Silver strikes a balanced tone throughout but he explicitly expresses a “fealty” to the integrity of forecasting as forecasting. He thinks that forecasters should report the numbers and not shade their work in one direction or another according to factors external to the forecasting. That’s because he is interested in finding the “signal” in messy and complex data, where the “signal” refers to the “truth.” This is an admirable objective, of course, but there are many times where the “signal” to be found in data is not simply about “truth.” In other words, forecasters do more than just forecast, they serve as political advocates, entertainers, reasons for rationalization and means of avoiding accountability, among other roles.

For instance, Silver explains that The Weather Channel introduces a bias into its forecasts such that low probabilities of rain are routinely increased, explaining, “If it rains when it isn’t supposed to, they curse the weatherman for ruining their picnic, whereas an unexpectedly sunny day is taken as a serendipitous bonus.” Silver critiques this as “not good science” but doesn’t really follow through on the implications – The Weather Channel is providing not just science, but entertainment and even an opportunity for satisfaction, a fact readily acknowledged by The Weather Channel executive interviewed by Silver.

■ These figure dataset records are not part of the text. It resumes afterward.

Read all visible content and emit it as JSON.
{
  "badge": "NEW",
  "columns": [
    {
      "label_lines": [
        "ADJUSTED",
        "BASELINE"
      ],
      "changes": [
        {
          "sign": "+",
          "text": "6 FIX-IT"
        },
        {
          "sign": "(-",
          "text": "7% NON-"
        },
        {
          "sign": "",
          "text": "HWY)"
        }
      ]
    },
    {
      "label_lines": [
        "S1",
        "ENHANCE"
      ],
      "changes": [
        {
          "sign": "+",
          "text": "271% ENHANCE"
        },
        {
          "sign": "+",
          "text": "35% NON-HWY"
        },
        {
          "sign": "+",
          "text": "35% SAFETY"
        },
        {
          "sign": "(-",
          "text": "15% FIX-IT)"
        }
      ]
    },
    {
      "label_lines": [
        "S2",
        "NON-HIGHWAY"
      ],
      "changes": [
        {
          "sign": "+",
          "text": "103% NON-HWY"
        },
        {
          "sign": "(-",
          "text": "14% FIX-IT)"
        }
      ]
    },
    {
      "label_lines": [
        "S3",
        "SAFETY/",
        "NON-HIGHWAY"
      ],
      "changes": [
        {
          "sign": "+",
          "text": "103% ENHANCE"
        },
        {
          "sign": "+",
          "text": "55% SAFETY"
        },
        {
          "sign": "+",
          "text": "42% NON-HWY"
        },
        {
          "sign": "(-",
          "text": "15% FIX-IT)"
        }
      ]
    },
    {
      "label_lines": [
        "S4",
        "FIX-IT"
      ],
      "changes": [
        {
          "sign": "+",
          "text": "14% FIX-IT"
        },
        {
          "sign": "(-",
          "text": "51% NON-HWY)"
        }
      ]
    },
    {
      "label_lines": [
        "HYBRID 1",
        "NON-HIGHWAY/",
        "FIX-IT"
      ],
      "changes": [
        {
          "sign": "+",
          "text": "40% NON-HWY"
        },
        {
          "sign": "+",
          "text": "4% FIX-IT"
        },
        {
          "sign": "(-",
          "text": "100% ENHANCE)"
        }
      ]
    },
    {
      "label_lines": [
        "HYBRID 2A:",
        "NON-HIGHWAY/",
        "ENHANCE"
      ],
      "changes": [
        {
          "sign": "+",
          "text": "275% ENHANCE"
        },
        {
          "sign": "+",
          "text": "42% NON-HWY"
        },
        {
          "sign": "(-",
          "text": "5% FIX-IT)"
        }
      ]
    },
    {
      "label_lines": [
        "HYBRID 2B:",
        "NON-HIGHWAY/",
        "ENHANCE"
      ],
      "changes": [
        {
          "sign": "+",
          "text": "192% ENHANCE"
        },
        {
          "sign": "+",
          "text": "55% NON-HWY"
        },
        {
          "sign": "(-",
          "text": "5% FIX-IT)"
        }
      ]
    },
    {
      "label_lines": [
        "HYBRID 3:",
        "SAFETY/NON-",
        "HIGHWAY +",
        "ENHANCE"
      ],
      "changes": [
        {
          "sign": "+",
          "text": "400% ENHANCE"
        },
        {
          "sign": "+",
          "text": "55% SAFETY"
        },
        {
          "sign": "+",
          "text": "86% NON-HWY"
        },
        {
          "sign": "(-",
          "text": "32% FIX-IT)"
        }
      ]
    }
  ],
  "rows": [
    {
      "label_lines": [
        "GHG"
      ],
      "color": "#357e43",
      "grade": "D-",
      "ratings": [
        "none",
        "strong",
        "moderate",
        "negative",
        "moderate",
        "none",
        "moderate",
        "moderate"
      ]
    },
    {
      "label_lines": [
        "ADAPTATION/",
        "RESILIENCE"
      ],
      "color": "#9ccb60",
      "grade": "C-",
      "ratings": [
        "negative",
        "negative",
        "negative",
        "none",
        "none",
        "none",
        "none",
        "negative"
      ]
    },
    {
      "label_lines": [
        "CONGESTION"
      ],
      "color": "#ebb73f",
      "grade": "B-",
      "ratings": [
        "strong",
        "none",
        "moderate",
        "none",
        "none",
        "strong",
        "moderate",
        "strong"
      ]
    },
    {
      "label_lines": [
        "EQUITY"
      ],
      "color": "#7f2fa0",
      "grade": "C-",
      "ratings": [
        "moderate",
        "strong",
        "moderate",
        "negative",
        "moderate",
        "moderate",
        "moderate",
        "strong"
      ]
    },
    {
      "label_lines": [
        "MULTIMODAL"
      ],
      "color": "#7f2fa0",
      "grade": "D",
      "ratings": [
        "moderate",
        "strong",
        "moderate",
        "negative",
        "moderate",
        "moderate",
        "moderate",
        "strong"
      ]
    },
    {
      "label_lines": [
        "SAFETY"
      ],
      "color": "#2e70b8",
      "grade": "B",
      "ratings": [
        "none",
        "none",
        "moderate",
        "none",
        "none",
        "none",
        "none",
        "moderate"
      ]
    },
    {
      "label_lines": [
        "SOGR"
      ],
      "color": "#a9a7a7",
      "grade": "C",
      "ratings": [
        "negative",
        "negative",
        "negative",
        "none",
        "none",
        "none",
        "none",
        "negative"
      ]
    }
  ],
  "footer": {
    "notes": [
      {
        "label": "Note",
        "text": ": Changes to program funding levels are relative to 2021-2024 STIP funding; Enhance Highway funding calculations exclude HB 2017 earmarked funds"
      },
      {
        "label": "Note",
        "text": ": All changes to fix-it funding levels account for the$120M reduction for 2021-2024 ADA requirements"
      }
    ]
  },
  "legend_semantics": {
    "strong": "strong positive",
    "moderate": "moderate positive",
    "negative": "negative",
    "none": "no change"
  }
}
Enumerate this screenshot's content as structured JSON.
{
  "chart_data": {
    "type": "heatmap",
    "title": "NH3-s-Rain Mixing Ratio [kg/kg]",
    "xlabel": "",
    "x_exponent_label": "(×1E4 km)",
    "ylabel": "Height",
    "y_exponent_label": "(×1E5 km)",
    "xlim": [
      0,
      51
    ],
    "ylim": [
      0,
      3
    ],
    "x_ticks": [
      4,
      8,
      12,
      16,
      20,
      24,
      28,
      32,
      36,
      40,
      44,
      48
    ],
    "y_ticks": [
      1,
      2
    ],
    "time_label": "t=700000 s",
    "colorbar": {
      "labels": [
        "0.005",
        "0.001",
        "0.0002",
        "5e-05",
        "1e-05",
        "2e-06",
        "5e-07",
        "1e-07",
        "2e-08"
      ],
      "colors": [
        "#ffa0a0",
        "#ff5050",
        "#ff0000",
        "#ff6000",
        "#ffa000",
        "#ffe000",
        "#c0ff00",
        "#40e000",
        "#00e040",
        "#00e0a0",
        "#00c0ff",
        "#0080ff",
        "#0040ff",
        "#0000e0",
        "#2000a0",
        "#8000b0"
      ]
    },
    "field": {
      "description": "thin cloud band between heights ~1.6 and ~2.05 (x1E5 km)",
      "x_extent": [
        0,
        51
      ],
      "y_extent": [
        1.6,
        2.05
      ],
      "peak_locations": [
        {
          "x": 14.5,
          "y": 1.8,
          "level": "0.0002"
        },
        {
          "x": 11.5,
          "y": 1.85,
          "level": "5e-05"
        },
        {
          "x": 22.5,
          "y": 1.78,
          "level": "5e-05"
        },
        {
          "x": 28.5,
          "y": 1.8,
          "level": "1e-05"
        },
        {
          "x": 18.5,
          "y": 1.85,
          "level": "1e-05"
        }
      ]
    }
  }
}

Of course, Silver is absolutely correct that good decision making depends upon resolving the signal from the noise, but sometimes, what constitutes the signal is not science alone. That is where prediction gets complicated in ways numbers cannot begin to describe.

Consider as well the lawsuit that was brought against government scientists and officials in L’Aquila, Italy following the devastating 2009 earthquake. Silver calls the trial “ridiculous,” even though the government scientists and officials had no scientific basis for their pronouncements. It turned out that they were engaged in a very public battle with an amateur earthquake forecaster and overstated the amount of certainty in their belief that an earthquake would not be forthcoming – never a good idea in an earthquake-prone region. How the lawsuit turns out will be based on Italian law, but the government officials clearly erred in their statements. As Silver explains, “Politics, broadly defined, can get in the way.”

Probably wisely for an up and coming public intellectual, Silver does not follow through on the various ways that politics actually does get in the way of good forecasts and good decisions. He engages some of these issues in his discussion of the housing bubble but avoids essentially all of them in his discussion of climate change.

I would have liked to see Silver engage more on the issue of prediction evaluation. Though the notion comes up a few times in the book, Silver does not really engage the technical concept of “skill” in forecasting as a quantitative measurement of a prediction’s improvement over a naïve baseline expectation. The phenomena that he is most interested in are perfect subjects for such evaluations. Another issue given less attention than I expected is ignorance or “unknown unknowns.” Silver explains that “in general our predictive errors come in thinking that there is more certainty in the world than there really is” but such Knightian uncertainty isn’t as systematically dealt with as it might have been.

All that said, Silver has written an enjoyable and ambitious book. His fans, me included, have come to expect rigor and detail, and this volume does not disappoint. Silver’s first book has a lot of signal in it – it’s a welcome tonic to the often over-exalted role of prediction in modern society.